Jeff Jarvis defends the honor of wikis, blaming the Times:
They didn't get that wikis are a collaborative medium where, even when people disagree, they try to find common ground, knowing there can be only one outcome, or else the wiki will, by its very nature, fail.
Look up any hot-button subject on Wikipedia, the most well-known and successful wiki, and you'll find a lot of contributors in the common ground, looking for a place to plant mines.

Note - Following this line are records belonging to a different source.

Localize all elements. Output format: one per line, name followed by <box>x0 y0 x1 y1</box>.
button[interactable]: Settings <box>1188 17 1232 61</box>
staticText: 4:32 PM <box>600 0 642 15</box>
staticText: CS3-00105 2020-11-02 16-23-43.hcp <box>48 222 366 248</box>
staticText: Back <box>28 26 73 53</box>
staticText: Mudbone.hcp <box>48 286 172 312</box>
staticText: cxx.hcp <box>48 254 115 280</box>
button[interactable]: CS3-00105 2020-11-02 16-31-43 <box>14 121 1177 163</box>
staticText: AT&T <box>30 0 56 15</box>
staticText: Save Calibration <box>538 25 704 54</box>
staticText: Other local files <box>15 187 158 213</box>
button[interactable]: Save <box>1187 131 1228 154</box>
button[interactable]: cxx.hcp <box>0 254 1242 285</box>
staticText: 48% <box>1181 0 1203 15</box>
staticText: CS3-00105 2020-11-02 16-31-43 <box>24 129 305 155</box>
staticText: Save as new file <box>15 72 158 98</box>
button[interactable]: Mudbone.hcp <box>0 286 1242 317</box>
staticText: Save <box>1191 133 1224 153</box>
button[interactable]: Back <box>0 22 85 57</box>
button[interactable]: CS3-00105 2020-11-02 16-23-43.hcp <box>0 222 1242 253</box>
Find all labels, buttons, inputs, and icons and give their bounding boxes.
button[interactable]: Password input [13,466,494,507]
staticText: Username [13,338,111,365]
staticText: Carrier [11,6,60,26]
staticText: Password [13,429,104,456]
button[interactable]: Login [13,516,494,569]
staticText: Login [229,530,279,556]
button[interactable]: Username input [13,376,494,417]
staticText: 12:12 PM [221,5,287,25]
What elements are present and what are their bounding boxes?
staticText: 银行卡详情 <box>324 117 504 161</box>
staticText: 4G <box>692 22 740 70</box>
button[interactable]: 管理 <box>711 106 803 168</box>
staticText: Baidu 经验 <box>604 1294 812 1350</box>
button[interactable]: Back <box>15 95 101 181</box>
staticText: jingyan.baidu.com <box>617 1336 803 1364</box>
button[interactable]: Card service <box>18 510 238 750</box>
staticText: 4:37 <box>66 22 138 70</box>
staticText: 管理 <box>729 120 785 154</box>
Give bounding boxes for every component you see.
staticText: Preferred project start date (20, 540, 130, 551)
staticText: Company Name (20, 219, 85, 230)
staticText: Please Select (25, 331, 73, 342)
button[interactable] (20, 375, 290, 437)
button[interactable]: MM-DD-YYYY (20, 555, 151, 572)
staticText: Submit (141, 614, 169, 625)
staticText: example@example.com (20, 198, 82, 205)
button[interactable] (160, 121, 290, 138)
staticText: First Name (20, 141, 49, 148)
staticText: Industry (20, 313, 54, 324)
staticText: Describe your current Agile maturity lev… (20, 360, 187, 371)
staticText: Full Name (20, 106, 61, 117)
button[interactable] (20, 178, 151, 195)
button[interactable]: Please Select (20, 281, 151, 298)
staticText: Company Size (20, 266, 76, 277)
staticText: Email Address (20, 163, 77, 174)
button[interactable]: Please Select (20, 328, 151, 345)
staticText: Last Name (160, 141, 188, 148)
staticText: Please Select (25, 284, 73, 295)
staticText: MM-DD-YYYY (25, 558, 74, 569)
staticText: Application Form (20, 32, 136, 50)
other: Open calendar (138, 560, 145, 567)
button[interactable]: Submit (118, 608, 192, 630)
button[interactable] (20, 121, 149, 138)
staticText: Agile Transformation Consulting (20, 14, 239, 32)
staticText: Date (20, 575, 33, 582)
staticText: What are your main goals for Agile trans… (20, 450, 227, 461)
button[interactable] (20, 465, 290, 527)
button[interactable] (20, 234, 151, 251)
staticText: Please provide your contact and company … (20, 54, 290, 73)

As an example, check out the entry on the mercury-based vaccine additive thimerosal and the ongoing nine-month flamewar among people removing each other's edits.
Any parent reading Wikipedia to learn about the suggested link between thimerosal and increased autism in children will be either reassured or alarmed, depending on who edited the page last. (Our highly recommended pediatrician in Jacksonville has signs declaring the practice "thimerosal-free.")
Here's how one of the warring thimerosal editors describes the work of another:
It falls into a pattern that is becoming all too familiar: he disputes everything he finds disagreeable as being false or biased; deletes whole sections if he disagrees with one word in it; asks for citations; disputes that the references provided are legitimate; deletes references if he feels there are too many; and then starts revert wars. On the thimerosal issue, I've repeatedly asked that if he's so confident that thimerosal is harmless that he wants to withhold information about the controversy, he should voluntarily inject himself with equivalent doses to what babies have gotten to prove his point.